The American Athletic Conference has been a showcase for some of the most prolific offenses in college football in its brief history, thanks in large part to the proliferation of the spread across the nation. The result has been eye-popping numbers in terms of points scored, yards gained, and plays executed.
Other teams, meanwhile, remain a bit more traditional in their offensive schemes, meaning that a six-minute scoring drive is just as important as a one-minute scoring drive.

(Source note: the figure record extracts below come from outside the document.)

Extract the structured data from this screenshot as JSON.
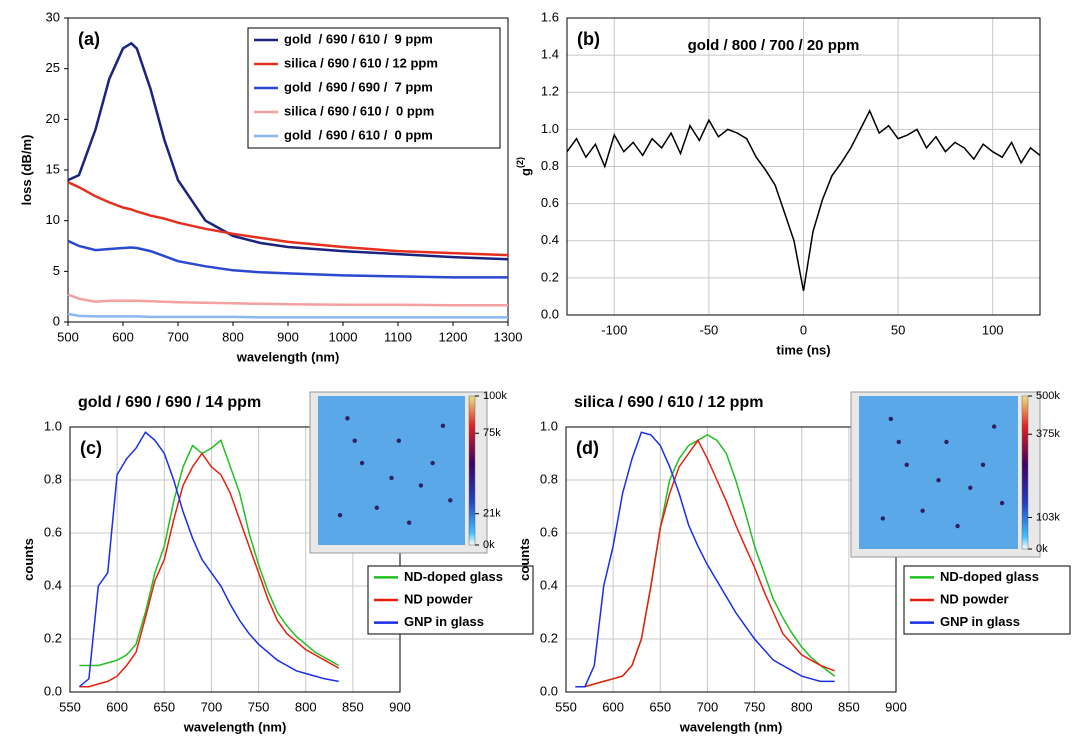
{
  "chart_data": [
    {
      "type": "line",
      "panel_label": "(a)",
      "x_label": "wavelength (nm)",
      "y_label": "loss (dB/m)",
      "xlim": [
        500,
        1300
      ],
      "ylim": [
        0,
        30
      ],
      "xticks": [
        500,
        600,
        700,
        800,
        900,
        1000,
        1100,
        1200,
        1300
      ],
      "yticks": [
        0,
        5,
        10,
        15,
        20,
        25,
        30
      ],
      "grid": false,
      "legend": "upper-right",
      "x": [
        500,
        520,
        550,
        575,
        600,
        615,
        625,
        650,
        675,
        700,
        750,
        800,
        850,
        900,
        1000,
        1100,
        1200,
        1300
      ],
      "series": [
        {
          "name": "gold  / 690 / 610 /  9 ppm",
          "color": "#1a237e",
          "values": [
            14,
            14.5,
            19,
            24,
            27,
            27.5,
            27,
            23,
            18,
            14,
            10,
            8.5,
            7.8,
            7.4,
            7,
            6.7,
            6.4,
            6.2
          ]
        },
        {
          "name": "silica / 690 / 610 / 12 ppm",
          "color": "#e53020",
          "values": [
            13.8,
            13.3,
            12.4,
            11.8,
            11.3,
            11.1,
            10.9,
            10.5,
            10.2,
            9.8,
            9.2,
            8.7,
            8.3,
            7.9,
            7.4,
            7,
            6.8,
            6.6
          ]
        },
        {
          "name": "gold  / 690 / 690 /  7 ppm",
          "color": "#2a48d0",
          "values": [
            8,
            7.5,
            7.1,
            7.2,
            7.3,
            7.35,
            7.3,
            7,
            6.5,
            6,
            5.5,
            5.1,
            4.9,
            4.8,
            4.6,
            4.5,
            4.4,
            4.4
          ]
        },
        {
          "name": "silica / 690 / 610 /  0 ppm",
          "color": "#f4a0a0",
          "values": [
            2.7,
            2.3,
            2.0,
            2.1,
            2.1,
            2.1,
            2.1,
            2.05,
            2.0,
            1.95,
            1.9,
            1.85,
            1.8,
            1.75,
            1.7,
            1.7,
            1.65,
            1.65
          ]
        },
        {
          "name": "gold  / 690 / 610 /  0 ppm",
          "color": "#8ab8f0",
          "values": [
            0.8,
            0.6,
            0.55,
            0.55,
            0.55,
            0.55,
            0.55,
            0.5,
            0.5,
            0.5,
            0.5,
            0.5,
            0.45,
            0.45,
            0.45,
            0.45,
            0.45,
            0.45
          ]
        }
      ]
    },
    {
      "type": "line",
      "panel_label": "(b)",
      "title": "gold / 800 / 700 / 20 ppm",
      "x_label": "time (ns)",
      "y_label": "g",
      "y_label_superscript": "(2)",
      "xlim": [
        -125,
        125
      ],
      "ylim": [
        0,
        1.6
      ],
      "xticks": [
        -100,
        -50,
        0,
        50,
        100
      ],
      "yticks": [
        {
          "value": 0,
          "label": "0.0"
        },
        {
          "value": 0.2,
          "label": "0.2"
        },
        {
          "value": 0.4,
          "label": "0.4"
        },
        {
          "value": 0.6,
          "label": "0.6"
        },
        {
          "value": 0.8,
          "label": "0.8"
        },
        {
          "value": 1,
          "label": "1.0"
        },
        {
          "value": 1.2,
          "label": "1.2"
        },
        {
          "value": 1.4,
          "label": "1.4"
        },
        {
          "value": 1.6,
          "label": "1.6"
        }
      ],
      "grid": true,
      "x": [
        -125,
        -120,
        -115,
        -110,
        -105,
        -100,
        -95,
        -90,
        -85,
        -80,
        -75,
        -70,
        -65,
        -60,
        -55,
        -50,
        -45,
        -40,
        -35,
        -30,
        -25,
        -20,
        -15,
        -10,
        -5,
        0,
        5,
        10,
        15,
        20,
        25,
        30,
        35,
        40,
        45,
        50,
        55,
        60,
        65,
        70,
        75,
        80,
        85,
        90,
        95,
        100,
        105,
        110,
        115,
        120,
        125
      ],
      "series": [
        {
          "color": "#000000",
          "values": [
            0.88,
            0.95,
            0.85,
            0.92,
            0.8,
            0.97,
            0.88,
            0.93,
            0.86,
            0.95,
            0.9,
            0.98,
            0.87,
            1.02,
            0.94,
            1.05,
            0.96,
            1.0,
            0.98,
            0.95,
            0.85,
            0.78,
            0.7,
            0.55,
            0.4,
            0.13,
            0.45,
            0.62,
            0.75,
            0.82,
            0.9,
            1.0,
            1.1,
            0.98,
            1.02,
            0.95,
            0.97,
            1.0,
            0.9,
            0.96,
            0.88,
            0.93,
            0.9,
            0.84,
            0.92,
            0.88,
            0.85,
            0.93,
            0.82,
            0.9,
            0.86
          ]
        }
      ]
    },
    {
      "type": "line",
      "panel_label": "(c)",
      "title": "gold / 690 / 690 / 14 ppm",
      "x_label": "wavelength (nm)",
      "y_label": "counts",
      "xlim": [
        550,
        900
      ],
      "ylim": [
        0,
        1
      ],
      "xticks": [
        550,
        600,
        650,
        700,
        750,
        800,
        850,
        900
      ],
      "yticks": [
        {
          "value": 0,
          "label": "0.0"
        },
        {
          "value": 0.2,
          "label": "0.2"
        },
        {
          "value": 0.4,
          "label": "0.4"
        },
        {
          "value": 0.6,
          "label": "0.6"
        },
        {
          "value": 0.8,
          "label": "0.8"
        },
        {
          "value": 1,
          "label": "1.0"
        }
      ],
      "grid": true,
      "legend": "lower-right",
      "inset": {
        "colorbar_lim": [
          0,
          100000
        ],
        "colorbar_ticks": [
          {
            "value": 100000,
            "label": "100k"
          },
          {
            "value": 75000,
            "label": "75k"
          },
          {
            "value": 21000,
            "label": "21k"
          },
          {
            "value": 0,
            "label": "0k"
          }
        ]
      },
      "x": [
        560,
        570,
        580,
        590,
        600,
        610,
        620,
        630,
        640,
        650,
        660,
        670,
        680,
        690,
        700,
        710,
        720,
        730,
        740,
        750,
        760,
        770,
        780,
        790,
        800,
        810,
        820,
        835
      ],
      "series": [
        {
          "name": "ND-doped glass",
          "color": "#22c020",
          "values": [
            0.1,
            0.1,
            0.1,
            0.11,
            0.12,
            0.14,
            0.18,
            0.3,
            0.45,
            0.55,
            0.72,
            0.85,
            0.93,
            0.9,
            0.92,
            0.95,
            0.85,
            0.75,
            0.6,
            0.48,
            0.38,
            0.3,
            0.25,
            0.21,
            0.18,
            0.15,
            0.13,
            0.1
          ]
        },
        {
          "name": "ND powder",
          "color": "#e82010",
          "values": [
            0.02,
            0.02,
            0.03,
            0.04,
            0.06,
            0.1,
            0.15,
            0.28,
            0.42,
            0.5,
            0.65,
            0.78,
            0.85,
            0.9,
            0.85,
            0.82,
            0.75,
            0.65,
            0.55,
            0.45,
            0.35,
            0.27,
            0.22,
            0.19,
            0.16,
            0.14,
            0.12,
            0.09
          ]
        },
        {
          "name": "GNP in glass",
          "color": "#1a2ee8",
          "values": [
            0.02,
            0.05,
            0.4,
            0.45,
            0.82,
            0.88,
            0.92,
            0.98,
            0.95,
            0.9,
            0.8,
            0.68,
            0.58,
            0.5,
            0.45,
            0.4,
            0.33,
            0.27,
            0.22,
            0.18,
            0.15,
            0.12,
            0.1,
            0.08,
            0.07,
            0.06,
            0.05,
            0.04
          ]
        }
      ]
    },
    {
      "type": "line",
      "panel_label": "(d)",
      "title": "silica / 690 / 610 / 12 ppm",
      "x_label": "wavelength (nm)",
      "y_label": "counts",
      "xlim": [
        550,
        900
      ],
      "ylim": [
        0,
        1
      ],
      "xticks": [
        550,
        600,
        650,
        700,
        750,
        800,
        850,
        900
      ],
      "yticks": [
        {
          "value": 0,
          "label": "0.0"
        },
        {
          "value": 0.2,
          "label": "0.2"
        },
        {
          "value": 0.4,
          "label": "0.4"
        },
        {
          "value": 0.6,
          "label": "0.6"
        },
        {
          "value": 0.8,
          "label": "0.8"
        },
        {
          "value": 1,
          "label": "1.0"
        }
      ],
      "grid": true,
      "legend": "lower-right",
      "inset": {
        "colorbar_lim": [
          0,
          500000
        ],
        "colorbar_ticks": [
          {
            "value": 500000,
            "label": "500k"
          },
          {
            "value": 375000,
            "label": "375k"
          },
          {
            "value": 103000,
            "label": "103k"
          },
          {
            "value": 0,
            "label": "0k"
          }
        ]
      },
      "x": [
        560,
        570,
        580,
        590,
        600,
        610,
        620,
        630,
        640,
        650,
        660,
        670,
        680,
        690,
        700,
        710,
        720,
        730,
        740,
        750,
        760,
        770,
        780,
        790,
        800,
        810,
        820,
        835
      ],
      "series": [
        {
          "name": "ND-doped glass",
          "color": "#22c020",
          "values": [
            0.02,
            0.02,
            0.03,
            0.04,
            0.05,
            0.06,
            0.1,
            0.2,
            0.4,
            0.62,
            0.8,
            0.88,
            0.93,
            0.95,
            0.97,
            0.95,
            0.9,
            0.8,
            0.68,
            0.55,
            0.45,
            0.35,
            0.28,
            0.22,
            0.17,
            0.13,
            0.1,
            0.06
          ]
        },
        {
          "name": "ND powder",
          "color": "#e82010",
          "values": [
            0.02,
            0.02,
            0.03,
            0.04,
            0.05,
            0.06,
            0.1,
            0.2,
            0.4,
            0.62,
            0.75,
            0.85,
            0.9,
            0.95,
            0.88,
            0.8,
            0.72,
            0.63,
            0.55,
            0.47,
            0.38,
            0.3,
            0.22,
            0.18,
            0.14,
            0.12,
            0.1,
            0.08
          ]
        },
        {
          "name": "GNP in glass",
          "color": "#1a2ee8",
          "values": [
            0.02,
            0.02,
            0.1,
            0.4,
            0.55,
            0.75,
            0.88,
            0.98,
            0.97,
            0.93,
            0.85,
            0.75,
            0.63,
            0.55,
            0.48,
            0.42,
            0.36,
            0.3,
            0.25,
            0.2,
            0.16,
            0.12,
            0.1,
            0.08,
            0.06,
            0.05,
            0.04,
            0.04
          ]
        }
      ]
    }
  ]
}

You can count UConn senior Noel Thomas among the individuals who have delivered the eye-popping numbers. But Thomas has done so without the benefit of playing in an up-tempo system that sends statisticians to their calculators. The Huskies are as physical a team as there is in The American and go with a base offense with two tight ends, a running back and two wideouts. They’re not quite “three yards and a cloud of dust,” but they are a long way from “the Greatest Show on Turf.”
Thomas, in many ways, is the key to the Huskies’ offense, thanks to his both his consistency in making the routine play and his ability to come up with an explosive play when it’s needed. He enters this week’s game at USF with 55 catches for 631 yards and three touchdowns, accounting for nearly half (47.8 percent) of the Huskies’ completed passes. He ranks fourth among NCAA FBS players in receptions (9.2 per game) and is 15th in receiving yards (105.2 ypg).
Thomas enjoyed one of his best games in what might have been UConn’s signature win of the last two years. He had seven catches for 108 yards and two TDs as UConn stunned No. 13 Houston last season, and he has four 100-yard games in 2016, putting him on track for all-conference honors.